Al escribir este texto traigo a mi memoria que, en esa época de búsquedas y encuentros, leí todos sus libros de fuego, imité sus versos, recité sus poemas —tal si fueran míos—, a mis enamoradas. Años después, se los leí a mis hijos Migsael, Maglik y Magrlon para que también los hicieran suyos. Su teatro y su poesía estaban llenos de imágenes que resonaban con algo muy profundo en mí. Y, sin embargo, siempre hubo esta sensación de no comprender, a veces de desconfiar.

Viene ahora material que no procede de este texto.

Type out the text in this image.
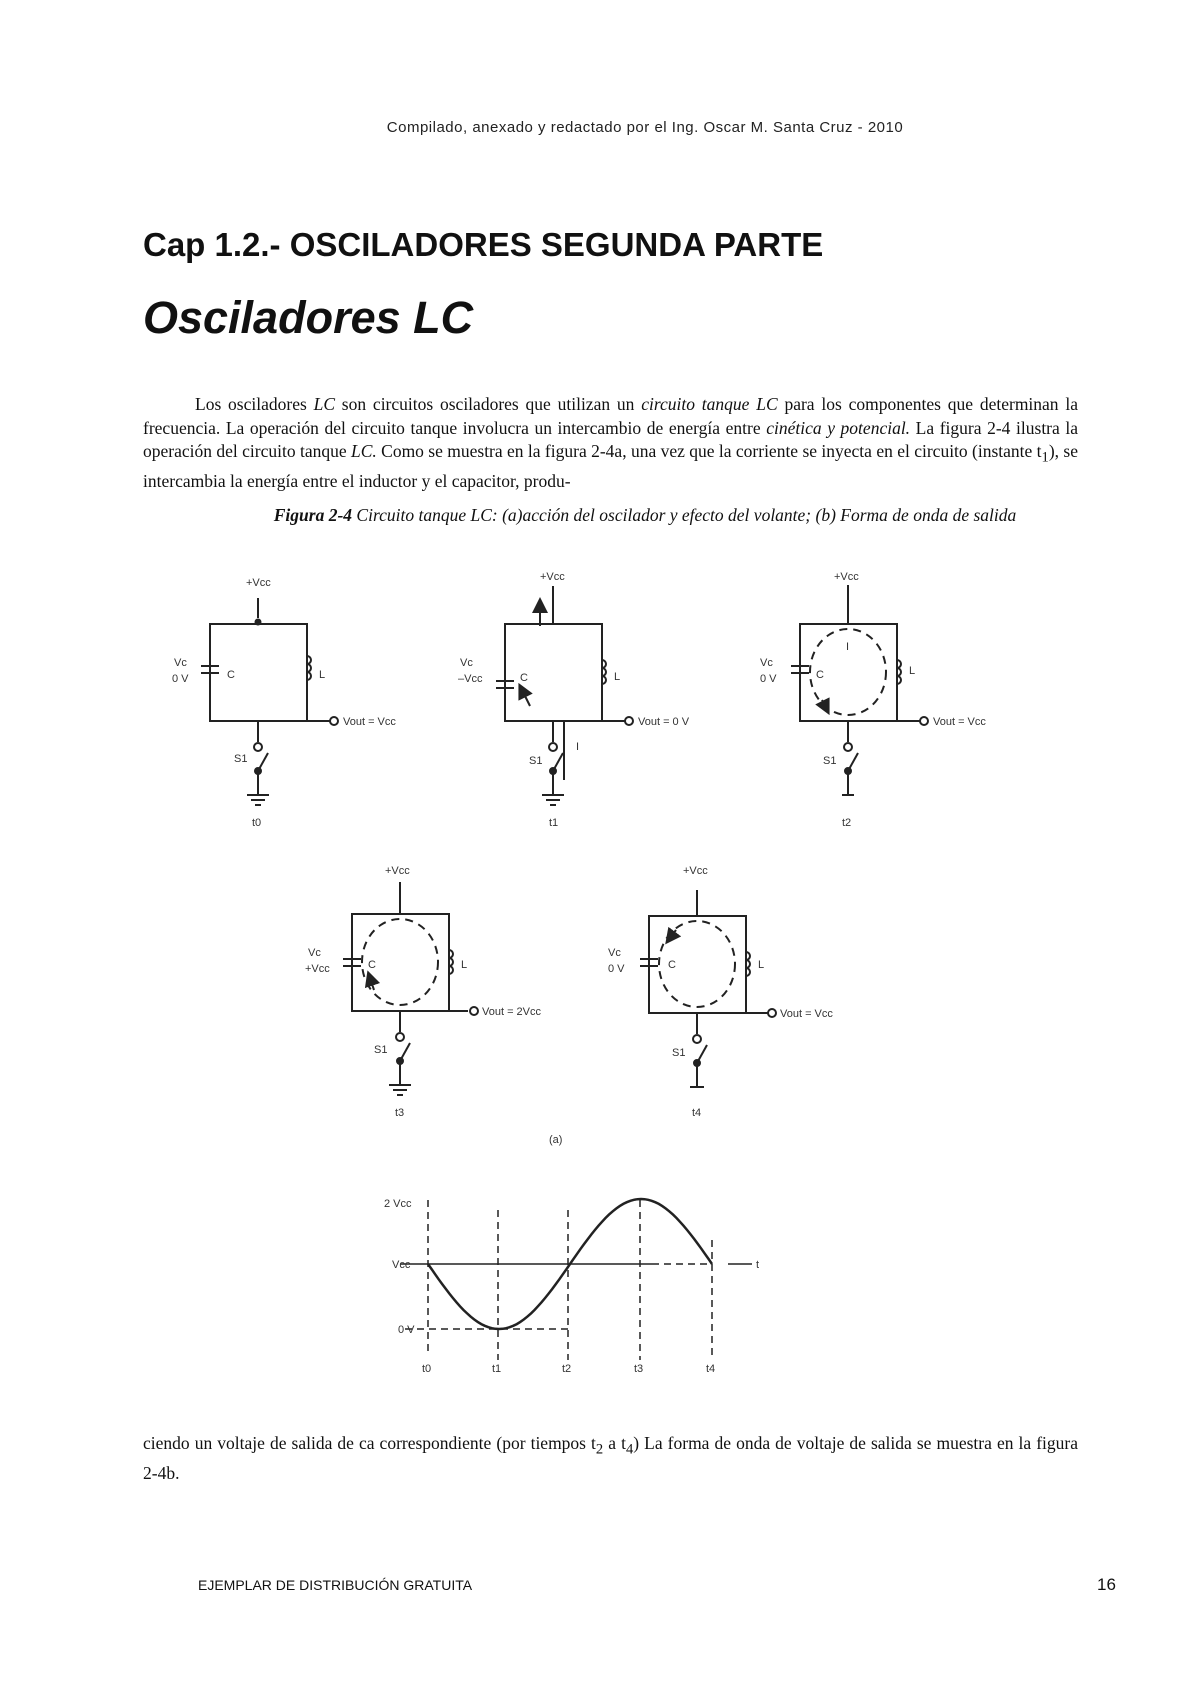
Compilado, anexado y redactado por el Ing. Oscar M. Santa Cruz - 2010
Cap 1.2.- OSCILADORES SEGUNDA PARTE
Osciladores LC

Los osciladores LC son circuitos osciladores que utilizan un circuito tanque LC para los componentes que determinan la frecuencia. La operación del circuito tanque involucra un intercambio de energía entre cinética y potencial. La figura 2-4 ilustra la operación del circuito tanque LC. Como se muestra en la figura 2-4a, una vez que la corriente se inyecta en el circuito (instante $t_1$), se intercambia la energía entre el inductor y el capacitor, produ-

Figura 2-4 Circuito tanque LC: (a)acción del oscilador y efecto del volante; (b) Forma de onda de salida
+Vcc
Vc
0 V	C	L
Vout = Vcc
S1
t0
+Vcc
Vc
–Vcc	C	L
Vout = 0 V
I
S1
t1
+Vcc
Vc
0 V	C
I
L
Vout = Vcc
S1
t2
+Vcc
Vc
+Vcc	C	L
Vout = 2Vcc
S1
t3
+Vcc
Vc
0 V	C	L
Vout = Vcc
S1
t4
(a)
2 Vcc
Vcc
0 V
t
t0	t1	t2	t3	t4

ciendo un voltaje de salida de ca correspondiente (por tiempos $t_2$ a $t_4$) La forma de onda de voltaje de salida se muestra en la figura 2-4b.

EJEMPLAR DE DISTRIBUCIÓN GRATUITA	16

En un país donde el arte muchas veces se ve como entretenimiento ligero, Haffe me enseñó que el arte puede ser una trinchera, un recordatorio de lo que el arte puede y debe ser: un espejo crítico, un acto de resistencia, un grito de libertad, una necesidad. Gerhardt Richter dice: “El arte es la forma más noble de la esperanza”. Y Haffe, en su genio, ha sabido regalarnos esperanza. Y sí, lo cuestioné y lo cuestiono, porque eso es lo que hacemos con quienes nos impactan profundamente. Haffe, con todas sus contradicciones, sigue siendo esa luz que ilumina. En aquel tiempo, el teatro universitario fue más que un escenario, fue callejones y calles, fue bélico y guerrero, fue acrobático, fue iglesias y clubes culturales, fue lugares remotos, fue norte, montañas empinadas y también fue frontera. En narrativa, Haffe es más que páginas compaginadas, su poesía es más que versos. Es un espejo donde yo me veía, pero también una ventana hacia un mundo más grande. A través de él descubrí que el arte podía ser bello y combativo, íntimo y universal. Me marcó de una forma tan profunda que, treinta años después, sigo sin poder encasillarlo. Sigo sin decidir si fue un héroe del arte o simplemente alguien que entendió mejor que muchos lo que significa vivirlo. Quizás el verdadero legado de los artistas es mantenernos en esa incertidumbre, en ese asombro que nos empuja a crear, a cuestionar, a resistir. Y ahí está Haffe, volando tal luz creadora, acrobática, bélica y guerrera. Un recordatorio de que el arte, cuando es verdadero, no solo se mira, se vive, se huele, se toca, se araña… Como esa luz que pasa el tiempo y no se apaga.